The Neo-Blues: How hip hop has led discussions about trauma

Raheem Veal  is a recent graduate of the University of Pennsylvania where he majored in Urban Studies. He has accepted an offer to work at Viacom in their Marketing and Partner Solutions program in New York City. Raheem’s interests include freelance writing, culture, music, sports, and social impact. 

Last weekend, my grandmother and I strapped in and loaded up the car to prepare for a six-hour trek down to her hometown: Tappahannock, VA. As we backed out of our New Jersey driveway, we were accompanied by her energetic Yorkie as well as a playlist I’d filled with many of her favorite soulful classics—the ingredients for nostalgia and positivity.

However, as we grew nearer to the South, it became evident that this trip would be a mixed bag for her. We were heading to her “home” for a joyful family gathering, but also approaching an environment that had been the source of many of her nightmares. After all, my grandmother had been a teenager during the 1960s, and the terror of Jim Crow wasn’t that long ago. I’m sure my well-intentioned soundtrack from that era wasn’t helpful either.

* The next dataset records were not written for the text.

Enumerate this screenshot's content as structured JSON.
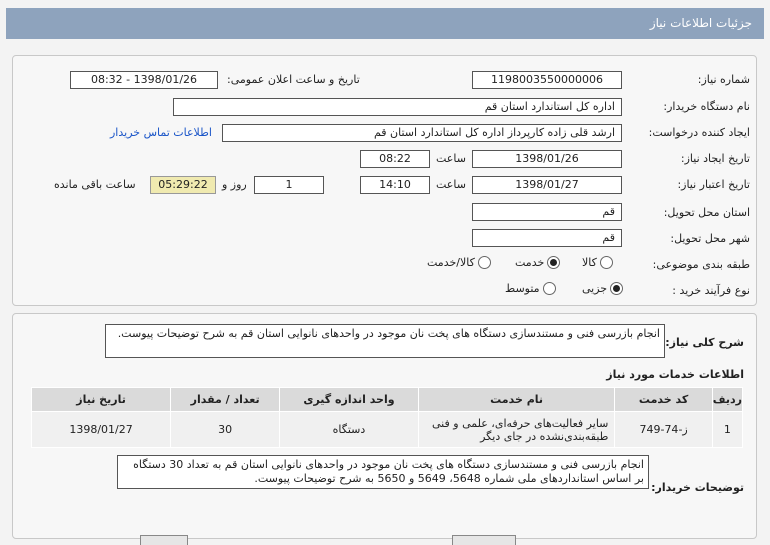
{
  "header": {
    "title": "جزئیات اطلاعات نیاز"
  },
  "form": {
    "need_number_label": "شماره نیاز:",
    "need_number": "1198003550000006",
    "announce_label": "تاریخ و ساعت اعلان عمومی:",
    "announce_value": "1398/01/26 - 08:32",
    "buyer_org_label": "نام دستگاه خریدار:",
    "buyer_org": "اداره کل استاندارد استان قم",
    "requester_label": "ایجاد کننده درخواست:",
    "requester": "ارشد قلی زاده کارپرداز اداره کل استاندارد استان قم",
    "contact_link": "اطلاعات تماس خریدار",
    "created_label": "تاریخ ایجاد نیاز:",
    "created_date": "1398/01/26",
    "time_label": "ساعت",
    "created_time": "08:22",
    "valid_label": "تاریخ اعتبار نیاز:",
    "valid_date": "1398/01/27",
    "valid_time": "14:10",
    "days_value": "1",
    "days_label": "روز و",
    "remaining_time": "05:29:22",
    "remaining_label": "ساعت باقی مانده",
    "province_label": "استان محل تحویل:",
    "province": "قم",
    "city_label": "شهر محل تحویل:",
    "city": "قم",
    "category_label": "طبقه بندی موضوعی:",
    "cat_goods": "کالا",
    "cat_service": "خدمت",
    "cat_goods_service": "کالا/خدمت",
    "process_label": "نوع فرآیند خرید :",
    "proc_partial": "جزیی",
    "proc_medium": "متوسط"
  },
  "details": {
    "summary_label": "شرح کلی نیاز:",
    "summary": "انجام بازرسی فنی و مستندسازی دستگاه های پخت نان موجود در واحدهای نانوایی استان قم به شرح توضیحات پیوست.",
    "services_title": "اطلاعات خدمات مورد نیاز",
    "table_headers": [
      "ردیف",
      "کد خدمت",
      "نام خدمت",
      "واحد اندازه گیری",
      "تعداد / مقدار",
      "تاریخ نیاز"
    ],
    "rows": [
      {
        "row": "1",
        "code": "ز-74-749",
        "name": "سایر فعالیت‌های حرفه‌ای، علمی و فنی طبقه‌بندی‌نشده در جای دیگر",
        "unit": "دستگاه",
        "qty": "30",
        "date": "1398/01/27"
      }
    ],
    "buyer_notes_label": "توضیحات خریدار:",
    "buyer_notes": "انجام بازرسی فنی و مستندسازی دستگاه های پخت نان موجود در واحدهای نانوایی استان قم به تعداد 30 دستگاه بر اساس استانداردهای ملی شماره 5648، 5649 و 5650  به شرح توضیحات پیوست."
  }
}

Hip hop music has the same duality. Many of our club anthems uplift us when we desire to think less and “feel good” more. I mean, recent classics like Future’s “March Madness” and Migos’s “Bad and Boujee” are guaranteed to get you in your bag years later. But, hip hop music is also about reconciling emotions like sadness and anger. While hip hop is recognized as the product of R&B and soul music, the dynamic genre is also the heir apparent to Blues.